Nun steht es außer Frage, dass die Coronakrise und ihr langfristigen Folgen eine entschlossene fiskalpolitische Reaktion erfordern. Entsprechend hat die Bundesregierung Anfang Juni ein Konjunkturpaket mit „Wumms“, so der Finanzminister, vorgelegt. Insgesamt wurden 130 Milliarden Euro aufgerufen. Damit hat die Bundesregierung deutlich gemacht, dass sie die Herausforderungen der Krise anzunehmen bereit ist und den Menschen Sicherheit geben will.

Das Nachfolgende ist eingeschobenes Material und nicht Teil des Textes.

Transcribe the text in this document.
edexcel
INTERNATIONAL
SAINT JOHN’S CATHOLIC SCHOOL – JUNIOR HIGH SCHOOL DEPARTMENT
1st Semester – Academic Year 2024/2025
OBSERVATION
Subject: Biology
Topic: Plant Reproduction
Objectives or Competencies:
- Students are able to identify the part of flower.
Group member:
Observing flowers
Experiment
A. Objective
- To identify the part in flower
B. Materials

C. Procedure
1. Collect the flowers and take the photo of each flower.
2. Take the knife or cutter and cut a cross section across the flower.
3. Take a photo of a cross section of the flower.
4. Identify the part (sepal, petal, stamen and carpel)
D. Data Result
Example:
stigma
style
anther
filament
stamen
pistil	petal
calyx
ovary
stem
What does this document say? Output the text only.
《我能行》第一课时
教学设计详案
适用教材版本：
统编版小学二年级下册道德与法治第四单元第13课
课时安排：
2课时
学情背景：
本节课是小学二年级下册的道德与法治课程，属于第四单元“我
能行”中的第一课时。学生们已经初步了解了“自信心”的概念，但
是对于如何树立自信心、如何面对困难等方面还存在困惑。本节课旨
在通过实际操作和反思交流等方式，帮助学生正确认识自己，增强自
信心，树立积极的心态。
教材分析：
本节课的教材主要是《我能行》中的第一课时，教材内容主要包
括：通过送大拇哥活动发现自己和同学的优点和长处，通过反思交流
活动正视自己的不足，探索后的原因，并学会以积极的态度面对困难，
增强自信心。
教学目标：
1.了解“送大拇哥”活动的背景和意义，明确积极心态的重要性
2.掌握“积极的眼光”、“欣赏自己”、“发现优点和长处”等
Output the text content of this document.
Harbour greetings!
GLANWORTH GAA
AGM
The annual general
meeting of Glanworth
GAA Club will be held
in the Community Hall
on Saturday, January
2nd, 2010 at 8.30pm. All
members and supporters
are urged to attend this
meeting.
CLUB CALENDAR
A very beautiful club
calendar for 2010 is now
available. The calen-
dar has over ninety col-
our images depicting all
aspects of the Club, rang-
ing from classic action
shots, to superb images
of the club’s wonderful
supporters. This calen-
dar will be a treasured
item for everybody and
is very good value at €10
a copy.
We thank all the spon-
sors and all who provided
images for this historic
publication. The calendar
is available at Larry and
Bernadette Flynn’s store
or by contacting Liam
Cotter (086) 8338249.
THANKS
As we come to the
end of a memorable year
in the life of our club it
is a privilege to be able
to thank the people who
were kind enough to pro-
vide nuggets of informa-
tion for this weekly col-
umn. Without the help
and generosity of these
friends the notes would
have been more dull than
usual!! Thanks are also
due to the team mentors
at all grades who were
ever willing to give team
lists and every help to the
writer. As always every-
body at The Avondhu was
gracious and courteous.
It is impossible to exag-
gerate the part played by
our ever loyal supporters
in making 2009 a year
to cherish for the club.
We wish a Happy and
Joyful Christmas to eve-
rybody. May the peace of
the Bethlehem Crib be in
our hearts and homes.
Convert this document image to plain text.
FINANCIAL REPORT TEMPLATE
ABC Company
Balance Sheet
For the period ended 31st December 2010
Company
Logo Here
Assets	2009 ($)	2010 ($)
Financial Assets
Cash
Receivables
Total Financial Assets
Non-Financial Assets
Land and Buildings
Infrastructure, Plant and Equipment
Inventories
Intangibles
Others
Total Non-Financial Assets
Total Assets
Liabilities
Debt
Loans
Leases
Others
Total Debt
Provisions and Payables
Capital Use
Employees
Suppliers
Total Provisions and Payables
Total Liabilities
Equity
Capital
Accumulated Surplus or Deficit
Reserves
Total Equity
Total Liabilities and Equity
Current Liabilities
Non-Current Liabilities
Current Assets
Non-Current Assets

Allerdings ist das Paket durch eine Schieflage gekennzeichnet. Neben vielen wichtigen Maßnahmen wie Kurzarbeitergeld und Hilfen gerade für den Mittelstand enthält es eine Reihe von Ausgabenprogrammen, die mit der Krise als solcher nicht viel zu tun haben. Das Bundeskabinett nutzte die Krise, um endlich einige Lieblingsprojekte zu finanzieren, die bislang an der Haushaltdisziplin scheiterten.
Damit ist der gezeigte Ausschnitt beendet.